Yôko Ogawa a signé ce recueil de nouvelles sous le signe de la poésie une fois encore, ce qui semble être sa marque de fabrique. Entre fantaisie et réalité, suggéré et présenté, elle nous emmène dans un monde presque enfantin où il est bon de se blottir. Je m’y suis installée confortablement parmi ces 7 histoires composant « La mer » et me suis laissée bercer par la mélodie Ogawa, une musique délicate et enivrante.
Les rencontres sont mises à l’honneur, celles qui arrivent sur le chemin sans crier gare et qui permettent à l’un ou l’autre des protagonistes de remettre en question sa façon de voir habituellement les choses. La magie issue de ces rencontres prend pour eux, comme pour le lecteur. Comme dans « L’annulaire », son imagination est parfois sollicitée. Elle lui permettra d’entrer dans un univers enchanteur et de ressentir au mieux l’attrait de cette rencontre, qui se passe bien souvent entre des personnages au cœur tendre.
Il s’agira de vivre passionnément ce timide échange entre futurs beaux-frères à propos de l’invention par l’un d’eux d’un instrument de musique unique au monde fait à partir d’une vessie de baleine, dont le son a le don d’emmener loin, très loin (« La mer ») ; l’amitié naissante entre un homme se situant en marge d’une société parmi laquelle il ne se retrouve plus et la petite-fille de sa propriétaire, âgée de 6 ans, muette depuis la mort de ses parents (« Le camion de poussins ») ; ou encore le défi lancé entre deux vieilles dames profitant d’un city-trip à Vienne pour retrouver un ancien amant perdu de vue depuis 30 ans (« Voyage à Vienne »).
Un souvenir qui n’a pas de titre s’oublie facilement. » (p.134)
Dès les premiers mots, Ogawa introduit un contexte, présente des personnages attendrissants et capte l’attention de son lecteur grâce à un enchaînement de mots tout en harmonie et un suspens qui ne s’essouffle pas. Les éléments sont dévoilés au fil des pages, semant la poésie au compte-goutte, qui caractérise si bien sa plume.

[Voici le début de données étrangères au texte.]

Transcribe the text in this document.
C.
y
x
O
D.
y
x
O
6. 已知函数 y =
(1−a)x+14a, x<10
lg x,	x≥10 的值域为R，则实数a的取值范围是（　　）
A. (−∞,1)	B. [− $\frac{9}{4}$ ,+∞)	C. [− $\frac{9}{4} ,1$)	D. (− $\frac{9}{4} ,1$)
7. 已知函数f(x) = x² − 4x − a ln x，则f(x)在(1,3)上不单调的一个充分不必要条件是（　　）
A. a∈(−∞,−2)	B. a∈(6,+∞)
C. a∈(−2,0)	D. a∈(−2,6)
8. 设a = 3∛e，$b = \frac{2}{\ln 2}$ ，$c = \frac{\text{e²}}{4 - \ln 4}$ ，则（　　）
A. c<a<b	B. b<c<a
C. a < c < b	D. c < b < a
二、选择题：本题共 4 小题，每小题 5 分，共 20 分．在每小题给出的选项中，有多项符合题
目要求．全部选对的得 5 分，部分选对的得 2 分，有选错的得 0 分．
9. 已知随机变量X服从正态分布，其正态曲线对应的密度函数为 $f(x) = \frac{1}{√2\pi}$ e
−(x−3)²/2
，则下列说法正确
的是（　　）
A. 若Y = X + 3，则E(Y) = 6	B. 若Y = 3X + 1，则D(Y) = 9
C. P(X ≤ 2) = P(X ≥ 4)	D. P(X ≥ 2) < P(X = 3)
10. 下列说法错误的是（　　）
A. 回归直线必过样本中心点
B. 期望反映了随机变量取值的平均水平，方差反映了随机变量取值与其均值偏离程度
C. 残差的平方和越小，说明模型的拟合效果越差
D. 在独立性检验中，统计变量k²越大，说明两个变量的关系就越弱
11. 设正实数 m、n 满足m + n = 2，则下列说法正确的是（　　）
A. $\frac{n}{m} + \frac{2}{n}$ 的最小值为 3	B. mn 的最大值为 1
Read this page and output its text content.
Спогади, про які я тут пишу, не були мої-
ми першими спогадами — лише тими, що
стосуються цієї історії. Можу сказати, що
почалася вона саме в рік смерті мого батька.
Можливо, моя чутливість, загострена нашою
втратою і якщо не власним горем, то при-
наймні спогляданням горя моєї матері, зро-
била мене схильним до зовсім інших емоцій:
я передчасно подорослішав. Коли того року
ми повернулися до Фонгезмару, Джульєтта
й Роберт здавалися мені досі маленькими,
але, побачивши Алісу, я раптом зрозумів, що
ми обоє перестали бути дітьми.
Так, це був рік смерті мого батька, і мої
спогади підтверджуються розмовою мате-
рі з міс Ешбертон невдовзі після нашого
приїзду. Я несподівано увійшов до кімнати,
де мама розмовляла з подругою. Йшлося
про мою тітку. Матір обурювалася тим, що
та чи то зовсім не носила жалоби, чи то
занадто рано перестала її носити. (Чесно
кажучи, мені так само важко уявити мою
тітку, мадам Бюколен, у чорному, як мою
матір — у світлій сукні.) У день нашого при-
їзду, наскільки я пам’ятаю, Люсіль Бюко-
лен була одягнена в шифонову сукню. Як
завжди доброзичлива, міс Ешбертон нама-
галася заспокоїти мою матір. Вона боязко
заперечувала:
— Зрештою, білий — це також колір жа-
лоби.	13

Les nouvelles sont variées, tant au niveau du fond que de la forme. On passe d’histoires plus longues de quelques 20 pages, à de très courts moments narrés sur 1 page seulement. Et l’impact n’en est pas moindre!
L’invitation au voyage est réussie, avec les scènes se déroulant aussi bien dans la capitale autrichienne que dans un bureau de dactylographie ou encore à bord d’un bâteau-mouche.
C’est un recueil qui m’a emportée, plus encore que son roman lu dernièrement, pour cette petite pointe de naïveté et de tendresse. Je n’en ai pas terminé avec cette auteure!
Participation au mois de la nouvelle de Flo.
Yôko Ogawa, « La mer », Editions Actes Sud, 2009, (Babel, 2013), 149 pages.